Coming up in the House of Assembly
Two key reform Bills are on the Order Paper:
• Zimbabwe Human Rights Commission Bill – for the Committee Stage [amendments to the Bill have been tabled by the Minister of Justice and Legal Affairs to take account of objections raised by the PLC in its conditional non-adverse report]
• Electoral Amendment Bill – for consideration of the PLC’s adverse report, which will be presented by the PLC chairman Hon Shepherd Mushonga. If the report is adopted, either wholly or partly, the Bill will have to be amended to remove the inconsistencies with the Constitution identified by the House.
Other Bills that may come up are:
• National Incomes and Pricing Commission Amendment Bill – for the Second Reading speech by the Minister of Industry and Commerce
• Older Persons Bill – for the Second Reading speech by the Minister of Labour and Social Welfare, following the PLC’s non-adverse report.
• Proposed Private Member’s Bill to repeal section 121(3) of Criminal Procedure and Evidence Act – for continuation of debate on Hon Gonese’s motion requesting leave to introduce this Bill. [It remains to be seen whether there will be progress, given the Minister of Local Government, Rural and Urban Development’s application to the Supreme Court for a ruling on his argument that Private Member’s Bills cannot be brought up while the GPA continues in force.]
The only new motion is a condolence motion on the death of Hon Betty Chikava, the MP for Mount Darwin. Other items on the Order Paper are for continuation of debates already started.
Question Time – Wednesday
Questions without notice will take up the first hour on Wednesday afternoon. The next hour is set aside for written questions with notice; 40 await responses from Ministers, several of them dating back to October last year.
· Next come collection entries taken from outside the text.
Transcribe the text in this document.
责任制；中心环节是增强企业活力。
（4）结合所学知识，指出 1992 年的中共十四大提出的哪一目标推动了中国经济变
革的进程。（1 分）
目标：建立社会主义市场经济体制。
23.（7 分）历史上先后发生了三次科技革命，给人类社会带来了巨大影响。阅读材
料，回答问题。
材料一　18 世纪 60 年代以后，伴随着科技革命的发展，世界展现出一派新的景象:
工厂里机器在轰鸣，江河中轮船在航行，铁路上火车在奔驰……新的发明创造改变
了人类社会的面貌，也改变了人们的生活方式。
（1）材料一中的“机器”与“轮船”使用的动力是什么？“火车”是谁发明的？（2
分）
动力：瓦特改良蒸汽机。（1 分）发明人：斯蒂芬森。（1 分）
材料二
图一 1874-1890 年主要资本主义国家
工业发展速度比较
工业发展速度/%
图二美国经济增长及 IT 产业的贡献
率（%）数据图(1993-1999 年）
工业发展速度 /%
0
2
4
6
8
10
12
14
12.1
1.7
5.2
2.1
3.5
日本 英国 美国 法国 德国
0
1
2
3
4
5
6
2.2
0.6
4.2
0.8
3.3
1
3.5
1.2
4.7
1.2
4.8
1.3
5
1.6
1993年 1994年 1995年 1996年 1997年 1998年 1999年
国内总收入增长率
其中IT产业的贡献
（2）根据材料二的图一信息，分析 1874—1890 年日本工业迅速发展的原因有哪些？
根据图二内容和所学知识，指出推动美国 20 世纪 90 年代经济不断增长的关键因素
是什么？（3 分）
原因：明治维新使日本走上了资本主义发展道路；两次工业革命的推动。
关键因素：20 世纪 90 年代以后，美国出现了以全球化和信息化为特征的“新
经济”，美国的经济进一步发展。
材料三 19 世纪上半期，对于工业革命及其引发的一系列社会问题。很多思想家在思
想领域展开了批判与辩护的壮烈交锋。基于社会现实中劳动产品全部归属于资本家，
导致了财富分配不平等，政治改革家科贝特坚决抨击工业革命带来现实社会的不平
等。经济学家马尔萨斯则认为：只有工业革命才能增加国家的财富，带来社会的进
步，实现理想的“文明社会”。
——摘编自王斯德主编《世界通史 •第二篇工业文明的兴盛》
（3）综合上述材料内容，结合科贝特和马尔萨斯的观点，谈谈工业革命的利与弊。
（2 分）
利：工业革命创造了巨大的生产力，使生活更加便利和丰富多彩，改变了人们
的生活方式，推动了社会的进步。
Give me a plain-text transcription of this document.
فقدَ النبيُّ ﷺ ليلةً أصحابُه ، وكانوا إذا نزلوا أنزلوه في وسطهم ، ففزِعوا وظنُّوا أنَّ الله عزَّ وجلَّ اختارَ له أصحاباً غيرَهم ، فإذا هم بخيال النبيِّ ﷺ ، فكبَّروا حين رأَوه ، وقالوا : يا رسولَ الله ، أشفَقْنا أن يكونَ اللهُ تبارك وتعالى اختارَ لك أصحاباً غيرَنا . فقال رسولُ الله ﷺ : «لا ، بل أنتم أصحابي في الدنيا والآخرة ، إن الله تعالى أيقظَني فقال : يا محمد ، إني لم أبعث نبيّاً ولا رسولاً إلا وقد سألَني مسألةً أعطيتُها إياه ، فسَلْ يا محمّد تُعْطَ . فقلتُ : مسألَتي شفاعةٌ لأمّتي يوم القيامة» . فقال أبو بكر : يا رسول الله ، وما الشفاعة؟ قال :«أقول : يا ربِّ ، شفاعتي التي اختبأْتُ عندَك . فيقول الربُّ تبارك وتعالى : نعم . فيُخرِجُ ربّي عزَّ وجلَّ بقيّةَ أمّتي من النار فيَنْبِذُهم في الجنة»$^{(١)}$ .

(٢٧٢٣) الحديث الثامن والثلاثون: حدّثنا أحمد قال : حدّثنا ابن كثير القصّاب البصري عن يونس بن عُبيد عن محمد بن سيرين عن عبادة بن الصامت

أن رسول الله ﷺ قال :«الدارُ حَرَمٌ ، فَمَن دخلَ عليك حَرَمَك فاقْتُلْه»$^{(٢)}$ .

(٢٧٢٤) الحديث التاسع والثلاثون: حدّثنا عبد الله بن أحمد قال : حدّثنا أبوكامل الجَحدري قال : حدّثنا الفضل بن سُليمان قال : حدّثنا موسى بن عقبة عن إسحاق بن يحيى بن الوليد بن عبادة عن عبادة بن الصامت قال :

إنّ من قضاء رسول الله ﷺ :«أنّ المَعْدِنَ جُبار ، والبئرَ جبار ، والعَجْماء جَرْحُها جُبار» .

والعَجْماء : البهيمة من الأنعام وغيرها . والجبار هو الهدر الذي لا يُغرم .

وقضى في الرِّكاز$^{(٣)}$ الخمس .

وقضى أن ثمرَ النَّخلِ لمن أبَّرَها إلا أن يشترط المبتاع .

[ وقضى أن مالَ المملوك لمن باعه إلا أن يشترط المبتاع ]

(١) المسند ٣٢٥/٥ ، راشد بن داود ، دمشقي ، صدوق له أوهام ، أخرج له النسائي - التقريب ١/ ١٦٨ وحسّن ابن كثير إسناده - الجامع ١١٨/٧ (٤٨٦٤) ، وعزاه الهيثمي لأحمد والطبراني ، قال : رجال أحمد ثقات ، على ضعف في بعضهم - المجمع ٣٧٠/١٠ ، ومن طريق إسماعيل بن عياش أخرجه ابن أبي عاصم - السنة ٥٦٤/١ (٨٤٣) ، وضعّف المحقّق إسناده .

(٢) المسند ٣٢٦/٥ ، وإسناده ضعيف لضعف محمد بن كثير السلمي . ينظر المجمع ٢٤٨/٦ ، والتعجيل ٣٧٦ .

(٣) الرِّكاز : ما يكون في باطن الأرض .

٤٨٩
More recent questions include two for the Minister of Finance, on the Reserve Bank’s apparent continued involvement in “quasi-fiscal” mining operations, and on delays in the appointment of a substantive Commissioner-General for the Zimbabwe Revenue Authority; one for the Minister of Media, Information and Publicity on why the Broadcasting Authority Board has not been regularised; and one for the Minister of Youth Development, Indigenisation and Empowerment on whether small-scale Chinese- and Nigerian-owned industries are sub ject toindigenisation.
Government Gazette 25th May to 1st June
Acts or Bills gazetted: None
Suspension of NSSA SI 145/2011 re pension contributions and benefits SI 97/2012, gazetted on 28th May but backdated to 1st January, suspends until further notice the new contribution rates and pension benefits that were gazetted in SI 145/2011.
Collective bargaining agreements Leather and Shoe, Sports Equipment, Animal Skin Processing, Taxidermy, Leather Goods;, Travel Goods manufacturing undertaking [SI 92/2012]; Electronics, Communications and Allied industry [SI 94/2012]; Textile industry [SI 95/2012, correcting errors in SI 77/2012]
Local authority rents and charges by-laws Chipinge Town Council [SI 93/2012]
Other local authority by-laws New Mberengwa Rural District Council by-laws control land use and conservation [SI 99/2012] and fishing.
Prisoners’ diet schedule SI 96/2012 [replacing the schedule gazetted in SI 149/2011]
Civil aviation security SI 98/2012 amends numerous definitions in the principal regulations gazetted in SI 207/2006.
Resettlement areas placed under Chiefs GN 175/2012 declares an area of resettlement land in Insiza district to be under the authority of Chief Jahana in terms of section 29 of the Traditional Leaders Act. GN 176/2012 makes a similar declaration for resettlement land in the Hwedza district placed under the authority of Chief Nyahuye Wasvosve.